Back-Channel Logout Response and HTTP 504 Gateway Timeout

Issue #1487 resolved
Andrii Deinega created an issue

The section states that

If the local logout succeeded but some downstream logouts have failed, the RP MUST respond with HTTP 504 Gateway Timeout.

from my personal experience, lots of network intermediaries can easily override 5** errors and particularly, HTTP 504 (Gateway Timeout) status code. It isn’t uncommon to see all sorts of such network components between an RP and OP these days.

Furthermore, what’s maybe even more important, is that an RP say behind a K8S ingress controller could be literally unavailable or just overloaded. Thus, the controller has legitimate reasons to respond with 503 to backchannel_logout_uri as well as to any other endpoint on the RP side.

I suggest relying on a special status in the error and error_desciption parameters just like it happens in https://datatracker.ietf.org/doc/html/rfc6749#section-5.2 rather than relying on HTTP 504 to handle this situation. Otherwise, it seems to be very easy to “misinterpret“ obtained results or simply lose “Back-Channel Logout” requests.

Comments (11)

  1. Michael Jones

    I’m curious @Brian Campbell , @Filip Skokan , and @Joseph Heenan what you think of this suggestion.

  2. Michael Jones

    @Andrii Deinega , you may not be aware of this but it’s necessary to sign an OpenID Contribution agreement to contribute to OpenID specifications. I don’t see one on file for you or GlobalLogic at https://openid.net/executed-contribution-agreements/. Please complete one, per the Participation instructions at https://openid.net/wg/connect/. Let us know when you’ve done so.

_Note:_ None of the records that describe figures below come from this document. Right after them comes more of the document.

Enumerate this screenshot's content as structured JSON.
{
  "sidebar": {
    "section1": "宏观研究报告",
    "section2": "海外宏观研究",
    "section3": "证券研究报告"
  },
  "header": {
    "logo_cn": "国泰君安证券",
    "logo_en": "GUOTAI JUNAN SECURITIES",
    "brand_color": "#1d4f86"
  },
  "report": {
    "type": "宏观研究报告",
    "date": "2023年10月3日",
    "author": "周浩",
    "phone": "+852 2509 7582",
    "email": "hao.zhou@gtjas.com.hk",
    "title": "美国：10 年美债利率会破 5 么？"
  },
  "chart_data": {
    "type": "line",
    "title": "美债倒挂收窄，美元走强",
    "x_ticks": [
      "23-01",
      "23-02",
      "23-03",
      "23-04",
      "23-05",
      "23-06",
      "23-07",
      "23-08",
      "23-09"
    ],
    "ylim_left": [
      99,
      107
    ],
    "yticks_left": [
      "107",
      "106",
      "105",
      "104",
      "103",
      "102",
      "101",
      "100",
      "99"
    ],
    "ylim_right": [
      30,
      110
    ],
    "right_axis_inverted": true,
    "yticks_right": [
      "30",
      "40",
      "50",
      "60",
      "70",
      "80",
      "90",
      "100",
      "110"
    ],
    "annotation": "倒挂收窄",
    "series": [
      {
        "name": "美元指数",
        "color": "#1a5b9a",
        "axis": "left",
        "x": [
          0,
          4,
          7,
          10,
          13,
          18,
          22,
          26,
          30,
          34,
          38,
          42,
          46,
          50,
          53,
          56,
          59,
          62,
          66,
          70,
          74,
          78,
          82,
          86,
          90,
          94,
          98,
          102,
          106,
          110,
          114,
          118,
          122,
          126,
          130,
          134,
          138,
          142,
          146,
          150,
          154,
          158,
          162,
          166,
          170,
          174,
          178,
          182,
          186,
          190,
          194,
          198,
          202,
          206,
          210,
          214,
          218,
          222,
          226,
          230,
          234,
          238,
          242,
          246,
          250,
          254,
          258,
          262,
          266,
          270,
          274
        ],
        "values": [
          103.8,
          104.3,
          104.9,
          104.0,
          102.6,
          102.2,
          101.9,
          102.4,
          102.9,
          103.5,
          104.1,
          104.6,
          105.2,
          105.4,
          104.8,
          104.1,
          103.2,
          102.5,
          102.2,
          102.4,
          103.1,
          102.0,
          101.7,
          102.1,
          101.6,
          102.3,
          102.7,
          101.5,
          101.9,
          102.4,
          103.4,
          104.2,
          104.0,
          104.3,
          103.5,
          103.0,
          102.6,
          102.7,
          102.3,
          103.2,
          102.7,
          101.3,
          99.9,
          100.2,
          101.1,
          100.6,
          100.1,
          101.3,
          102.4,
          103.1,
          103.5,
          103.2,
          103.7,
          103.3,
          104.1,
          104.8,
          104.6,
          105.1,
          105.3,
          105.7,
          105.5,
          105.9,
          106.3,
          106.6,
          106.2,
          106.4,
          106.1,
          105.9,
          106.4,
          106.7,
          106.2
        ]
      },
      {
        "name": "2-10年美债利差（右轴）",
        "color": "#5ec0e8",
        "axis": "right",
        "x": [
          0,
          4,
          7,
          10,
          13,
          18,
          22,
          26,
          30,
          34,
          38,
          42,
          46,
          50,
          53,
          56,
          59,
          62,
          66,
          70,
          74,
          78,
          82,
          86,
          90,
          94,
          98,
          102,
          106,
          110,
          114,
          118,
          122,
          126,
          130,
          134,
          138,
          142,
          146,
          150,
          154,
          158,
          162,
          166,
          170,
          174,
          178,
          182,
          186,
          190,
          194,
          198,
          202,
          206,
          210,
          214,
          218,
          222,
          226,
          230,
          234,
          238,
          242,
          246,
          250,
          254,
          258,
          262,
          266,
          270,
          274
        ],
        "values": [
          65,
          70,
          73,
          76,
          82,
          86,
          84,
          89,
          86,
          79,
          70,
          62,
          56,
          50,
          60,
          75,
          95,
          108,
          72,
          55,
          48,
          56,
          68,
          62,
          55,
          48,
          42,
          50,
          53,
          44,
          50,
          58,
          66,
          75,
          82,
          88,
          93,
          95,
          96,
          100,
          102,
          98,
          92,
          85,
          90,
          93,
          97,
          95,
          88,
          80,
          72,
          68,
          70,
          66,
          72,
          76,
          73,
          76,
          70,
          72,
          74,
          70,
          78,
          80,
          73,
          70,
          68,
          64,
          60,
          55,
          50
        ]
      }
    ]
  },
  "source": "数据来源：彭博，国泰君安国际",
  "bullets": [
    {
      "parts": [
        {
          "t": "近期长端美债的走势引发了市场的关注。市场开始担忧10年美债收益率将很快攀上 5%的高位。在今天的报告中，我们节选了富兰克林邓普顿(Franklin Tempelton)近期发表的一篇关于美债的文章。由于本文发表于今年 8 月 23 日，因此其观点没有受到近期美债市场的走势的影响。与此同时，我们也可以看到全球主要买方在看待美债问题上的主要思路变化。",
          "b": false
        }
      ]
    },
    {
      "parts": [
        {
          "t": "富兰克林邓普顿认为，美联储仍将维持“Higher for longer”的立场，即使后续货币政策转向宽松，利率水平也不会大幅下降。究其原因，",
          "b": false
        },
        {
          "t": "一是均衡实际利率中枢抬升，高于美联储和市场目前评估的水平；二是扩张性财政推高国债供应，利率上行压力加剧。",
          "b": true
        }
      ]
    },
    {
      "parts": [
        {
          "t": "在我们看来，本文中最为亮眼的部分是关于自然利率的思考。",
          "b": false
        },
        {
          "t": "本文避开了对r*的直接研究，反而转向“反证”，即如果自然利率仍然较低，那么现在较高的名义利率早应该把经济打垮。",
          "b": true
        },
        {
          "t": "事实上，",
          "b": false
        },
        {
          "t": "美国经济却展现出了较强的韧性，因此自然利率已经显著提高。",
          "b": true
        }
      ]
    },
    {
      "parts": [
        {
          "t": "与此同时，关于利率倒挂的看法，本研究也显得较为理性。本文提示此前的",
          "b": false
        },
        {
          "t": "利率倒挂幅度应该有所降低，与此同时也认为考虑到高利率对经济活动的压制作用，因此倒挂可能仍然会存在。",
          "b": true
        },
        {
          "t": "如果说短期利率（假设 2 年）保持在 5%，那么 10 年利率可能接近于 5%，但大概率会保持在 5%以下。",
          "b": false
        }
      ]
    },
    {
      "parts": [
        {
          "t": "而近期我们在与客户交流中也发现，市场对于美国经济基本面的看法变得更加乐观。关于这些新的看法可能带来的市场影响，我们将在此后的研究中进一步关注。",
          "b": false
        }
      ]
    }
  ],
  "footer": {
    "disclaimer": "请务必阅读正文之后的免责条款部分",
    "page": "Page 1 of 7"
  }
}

    While we welcome your useful contributions, until you make it clear that they pose no IPR risk to the OpenID Foundation, we may not be able to act upon them.

  3. Joseph Heenan

    I think I’d tend to agree that providing a providing a more detailed error is perhaps useful, particularly if it’s intended that the callee takes some action based on the response - though this section also doesn’t appear to give any guidance to how these errors should be handled by the recipient. e.g. does 504 implicitly mean “this request might succeed if you try again later” in this case? If it does returning it for all kinds of downstream failures probably isn’t helpful and there should be different codes for temporary vs more permanent failures.

    The same section also says:

    If the logout failed, the RP MUST respond with 501 Not Implemented.”

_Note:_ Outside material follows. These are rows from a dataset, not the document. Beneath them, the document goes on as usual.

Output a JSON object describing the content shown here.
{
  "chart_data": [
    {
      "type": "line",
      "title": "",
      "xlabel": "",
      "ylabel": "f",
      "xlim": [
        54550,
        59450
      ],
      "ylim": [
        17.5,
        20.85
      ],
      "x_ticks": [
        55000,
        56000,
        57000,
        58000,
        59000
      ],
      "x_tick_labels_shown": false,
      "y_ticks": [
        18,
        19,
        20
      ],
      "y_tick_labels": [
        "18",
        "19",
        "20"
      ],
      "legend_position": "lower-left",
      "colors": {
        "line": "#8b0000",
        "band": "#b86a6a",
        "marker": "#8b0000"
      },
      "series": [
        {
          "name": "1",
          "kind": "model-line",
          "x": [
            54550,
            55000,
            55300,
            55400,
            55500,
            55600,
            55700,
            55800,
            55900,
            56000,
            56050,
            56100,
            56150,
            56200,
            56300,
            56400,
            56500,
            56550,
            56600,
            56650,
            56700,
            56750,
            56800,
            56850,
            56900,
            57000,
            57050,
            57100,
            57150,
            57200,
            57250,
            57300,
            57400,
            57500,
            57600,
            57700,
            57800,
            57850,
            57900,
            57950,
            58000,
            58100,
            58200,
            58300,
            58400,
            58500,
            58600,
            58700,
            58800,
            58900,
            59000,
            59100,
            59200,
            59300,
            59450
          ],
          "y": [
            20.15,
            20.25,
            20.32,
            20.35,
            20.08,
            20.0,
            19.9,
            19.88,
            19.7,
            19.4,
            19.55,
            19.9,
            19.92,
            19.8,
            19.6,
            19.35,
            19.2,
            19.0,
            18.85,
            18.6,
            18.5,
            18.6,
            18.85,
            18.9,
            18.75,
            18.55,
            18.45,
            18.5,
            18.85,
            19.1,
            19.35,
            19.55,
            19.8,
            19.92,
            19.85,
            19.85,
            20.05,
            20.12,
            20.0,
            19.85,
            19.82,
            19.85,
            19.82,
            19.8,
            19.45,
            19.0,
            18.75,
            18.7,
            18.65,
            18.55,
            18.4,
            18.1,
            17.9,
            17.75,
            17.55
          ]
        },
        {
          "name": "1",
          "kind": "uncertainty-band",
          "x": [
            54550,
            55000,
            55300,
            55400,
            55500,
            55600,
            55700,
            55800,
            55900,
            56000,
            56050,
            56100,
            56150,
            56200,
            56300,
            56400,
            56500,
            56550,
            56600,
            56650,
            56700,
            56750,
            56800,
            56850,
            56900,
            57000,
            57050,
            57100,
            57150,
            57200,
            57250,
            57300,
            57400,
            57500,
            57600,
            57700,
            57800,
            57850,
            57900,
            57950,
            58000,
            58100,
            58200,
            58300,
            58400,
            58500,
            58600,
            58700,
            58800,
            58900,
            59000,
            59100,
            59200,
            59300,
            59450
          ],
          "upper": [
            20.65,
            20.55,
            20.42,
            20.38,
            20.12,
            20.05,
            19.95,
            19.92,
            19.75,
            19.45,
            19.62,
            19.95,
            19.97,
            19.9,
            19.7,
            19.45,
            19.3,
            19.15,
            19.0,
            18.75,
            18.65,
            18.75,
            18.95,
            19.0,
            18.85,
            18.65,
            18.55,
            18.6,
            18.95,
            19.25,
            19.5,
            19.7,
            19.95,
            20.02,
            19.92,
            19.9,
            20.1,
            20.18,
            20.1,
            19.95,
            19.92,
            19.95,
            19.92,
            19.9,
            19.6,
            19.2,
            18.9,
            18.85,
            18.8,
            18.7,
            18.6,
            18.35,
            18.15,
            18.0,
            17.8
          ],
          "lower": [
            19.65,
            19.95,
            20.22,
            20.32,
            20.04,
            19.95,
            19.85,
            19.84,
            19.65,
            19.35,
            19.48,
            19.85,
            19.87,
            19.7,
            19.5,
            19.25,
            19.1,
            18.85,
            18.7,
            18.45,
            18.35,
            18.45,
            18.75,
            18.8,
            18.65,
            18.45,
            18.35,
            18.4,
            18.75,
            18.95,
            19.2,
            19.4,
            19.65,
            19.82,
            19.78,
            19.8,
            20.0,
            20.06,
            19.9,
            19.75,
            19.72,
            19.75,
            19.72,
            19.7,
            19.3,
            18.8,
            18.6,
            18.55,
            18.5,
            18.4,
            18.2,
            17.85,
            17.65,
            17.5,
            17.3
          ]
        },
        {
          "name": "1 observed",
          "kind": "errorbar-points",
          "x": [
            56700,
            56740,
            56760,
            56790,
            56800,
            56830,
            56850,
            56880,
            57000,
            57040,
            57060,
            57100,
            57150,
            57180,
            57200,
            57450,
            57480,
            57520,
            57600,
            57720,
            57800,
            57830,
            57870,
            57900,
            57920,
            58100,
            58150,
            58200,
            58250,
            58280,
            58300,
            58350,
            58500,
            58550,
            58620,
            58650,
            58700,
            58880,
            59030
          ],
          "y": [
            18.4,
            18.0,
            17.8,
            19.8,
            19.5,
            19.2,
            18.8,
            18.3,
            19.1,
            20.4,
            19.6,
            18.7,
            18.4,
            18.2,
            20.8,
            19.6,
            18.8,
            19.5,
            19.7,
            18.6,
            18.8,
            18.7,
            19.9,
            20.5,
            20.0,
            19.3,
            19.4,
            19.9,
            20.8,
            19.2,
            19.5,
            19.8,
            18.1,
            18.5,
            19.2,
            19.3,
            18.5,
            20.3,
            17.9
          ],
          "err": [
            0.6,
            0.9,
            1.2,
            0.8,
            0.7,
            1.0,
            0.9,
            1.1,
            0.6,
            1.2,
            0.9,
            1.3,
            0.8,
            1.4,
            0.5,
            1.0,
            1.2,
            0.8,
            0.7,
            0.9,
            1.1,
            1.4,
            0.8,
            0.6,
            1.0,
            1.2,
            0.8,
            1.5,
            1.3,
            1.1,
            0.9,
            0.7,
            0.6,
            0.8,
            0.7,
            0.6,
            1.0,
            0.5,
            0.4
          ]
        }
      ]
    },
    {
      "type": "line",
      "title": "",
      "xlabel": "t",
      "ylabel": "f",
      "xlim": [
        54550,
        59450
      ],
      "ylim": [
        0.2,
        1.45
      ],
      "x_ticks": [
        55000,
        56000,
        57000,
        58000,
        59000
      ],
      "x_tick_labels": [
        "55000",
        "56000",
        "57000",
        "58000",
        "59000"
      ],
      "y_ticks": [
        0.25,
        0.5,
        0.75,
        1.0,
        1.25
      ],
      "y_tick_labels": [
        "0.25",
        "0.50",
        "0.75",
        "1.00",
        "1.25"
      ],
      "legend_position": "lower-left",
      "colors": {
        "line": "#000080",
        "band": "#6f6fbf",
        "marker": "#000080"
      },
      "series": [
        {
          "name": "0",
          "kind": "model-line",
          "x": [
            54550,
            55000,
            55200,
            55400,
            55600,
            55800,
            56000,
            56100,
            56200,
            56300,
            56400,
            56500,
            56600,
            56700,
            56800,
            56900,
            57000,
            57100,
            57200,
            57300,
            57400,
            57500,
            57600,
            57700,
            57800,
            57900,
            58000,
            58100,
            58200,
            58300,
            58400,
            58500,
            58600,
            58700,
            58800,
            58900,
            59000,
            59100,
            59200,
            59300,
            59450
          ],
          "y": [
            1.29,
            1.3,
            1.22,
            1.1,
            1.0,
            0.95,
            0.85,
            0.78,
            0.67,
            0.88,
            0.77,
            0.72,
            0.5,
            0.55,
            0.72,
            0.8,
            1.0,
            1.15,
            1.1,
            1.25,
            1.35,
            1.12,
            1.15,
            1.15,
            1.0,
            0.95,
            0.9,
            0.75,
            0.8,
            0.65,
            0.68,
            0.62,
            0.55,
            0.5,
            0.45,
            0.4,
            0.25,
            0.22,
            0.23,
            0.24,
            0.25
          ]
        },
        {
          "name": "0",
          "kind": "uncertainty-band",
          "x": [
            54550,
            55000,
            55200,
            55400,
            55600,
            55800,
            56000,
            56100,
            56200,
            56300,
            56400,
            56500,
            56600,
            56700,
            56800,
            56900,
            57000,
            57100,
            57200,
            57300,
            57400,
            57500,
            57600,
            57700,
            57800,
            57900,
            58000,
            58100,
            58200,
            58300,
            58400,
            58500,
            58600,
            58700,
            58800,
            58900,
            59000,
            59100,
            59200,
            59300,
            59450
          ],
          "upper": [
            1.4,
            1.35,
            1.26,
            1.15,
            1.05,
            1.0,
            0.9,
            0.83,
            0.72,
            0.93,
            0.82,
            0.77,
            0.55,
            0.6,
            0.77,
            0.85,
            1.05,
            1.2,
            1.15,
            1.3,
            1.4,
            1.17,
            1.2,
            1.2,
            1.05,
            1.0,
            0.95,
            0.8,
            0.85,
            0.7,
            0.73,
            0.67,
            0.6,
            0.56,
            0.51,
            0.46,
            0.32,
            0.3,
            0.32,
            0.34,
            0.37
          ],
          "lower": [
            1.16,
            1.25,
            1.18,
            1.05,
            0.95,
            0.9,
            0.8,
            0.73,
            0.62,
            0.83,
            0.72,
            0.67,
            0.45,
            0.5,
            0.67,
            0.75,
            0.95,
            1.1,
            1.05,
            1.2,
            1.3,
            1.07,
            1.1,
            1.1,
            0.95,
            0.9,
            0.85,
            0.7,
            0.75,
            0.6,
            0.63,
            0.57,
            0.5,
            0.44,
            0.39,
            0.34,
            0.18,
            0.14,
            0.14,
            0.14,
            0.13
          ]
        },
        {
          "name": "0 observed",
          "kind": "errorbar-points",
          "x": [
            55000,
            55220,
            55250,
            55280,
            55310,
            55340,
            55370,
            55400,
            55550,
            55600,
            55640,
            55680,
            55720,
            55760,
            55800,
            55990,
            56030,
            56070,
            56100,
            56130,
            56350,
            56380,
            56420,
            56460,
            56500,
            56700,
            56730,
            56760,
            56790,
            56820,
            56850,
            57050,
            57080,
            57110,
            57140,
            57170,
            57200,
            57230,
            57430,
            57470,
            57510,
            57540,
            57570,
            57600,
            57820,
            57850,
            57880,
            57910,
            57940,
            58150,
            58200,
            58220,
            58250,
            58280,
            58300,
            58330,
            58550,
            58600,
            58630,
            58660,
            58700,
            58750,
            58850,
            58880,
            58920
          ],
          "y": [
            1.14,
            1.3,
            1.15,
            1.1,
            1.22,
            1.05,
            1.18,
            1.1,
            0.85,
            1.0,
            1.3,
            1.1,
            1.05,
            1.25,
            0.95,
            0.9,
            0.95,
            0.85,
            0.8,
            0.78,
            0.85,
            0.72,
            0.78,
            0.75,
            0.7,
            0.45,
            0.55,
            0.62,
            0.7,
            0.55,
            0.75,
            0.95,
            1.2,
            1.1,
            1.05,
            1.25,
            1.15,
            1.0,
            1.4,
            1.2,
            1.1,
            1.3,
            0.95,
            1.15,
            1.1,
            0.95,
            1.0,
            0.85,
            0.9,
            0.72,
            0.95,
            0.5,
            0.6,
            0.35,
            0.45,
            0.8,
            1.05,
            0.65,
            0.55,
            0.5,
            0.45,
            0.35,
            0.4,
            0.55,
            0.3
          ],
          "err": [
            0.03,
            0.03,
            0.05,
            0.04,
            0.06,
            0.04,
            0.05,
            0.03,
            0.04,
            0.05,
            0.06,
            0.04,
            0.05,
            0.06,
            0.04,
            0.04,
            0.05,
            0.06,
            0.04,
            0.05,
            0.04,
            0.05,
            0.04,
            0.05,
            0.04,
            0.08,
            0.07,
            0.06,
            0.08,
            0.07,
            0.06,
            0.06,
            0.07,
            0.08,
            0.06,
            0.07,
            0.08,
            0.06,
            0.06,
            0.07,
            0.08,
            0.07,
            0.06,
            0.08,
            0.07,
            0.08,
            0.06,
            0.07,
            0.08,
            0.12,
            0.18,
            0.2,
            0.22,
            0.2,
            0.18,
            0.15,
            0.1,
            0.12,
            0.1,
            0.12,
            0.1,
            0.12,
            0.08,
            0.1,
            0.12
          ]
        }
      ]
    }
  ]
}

    which again seems like it’s overly broad and the RP might want to reply with a different code if the logout might work later.

  4. Filip Skokan

    If the local logout succeeded but some downstream logouts have failed, the RP MUST respond with HTTP 504 Gateway Timeout.

    I would say this sentence could be removed altogether, I have a hard time imagining it being interoperable since “some downstream logouts have failed” is a) not something the OP is likely to be aware of and b) doesn’t have any defined consequence at the OP.

    I can get behind two codes, 200 for success, 400 for “i failed to validate your message”. The other mentioned status codes imho do not add value to the specification.

    Rather than enumerating a number of codes with under-defined behaviours a catchall language about “any other status code returned by the RP is to be handled at the OP’s discretion / is out of scope of this specification but may further defined by the OP” would make sense to me.

  5. gffletch

    I agree with Filip. I don’t think we should put any meaning on any 5XX codes other than something at the transport layer happened and the state of the transaction is unknown. Today there can be many intermediaries between the OP and RP which could return 5XX error codes so there is no way for the OP to know whether the request even reached the RP.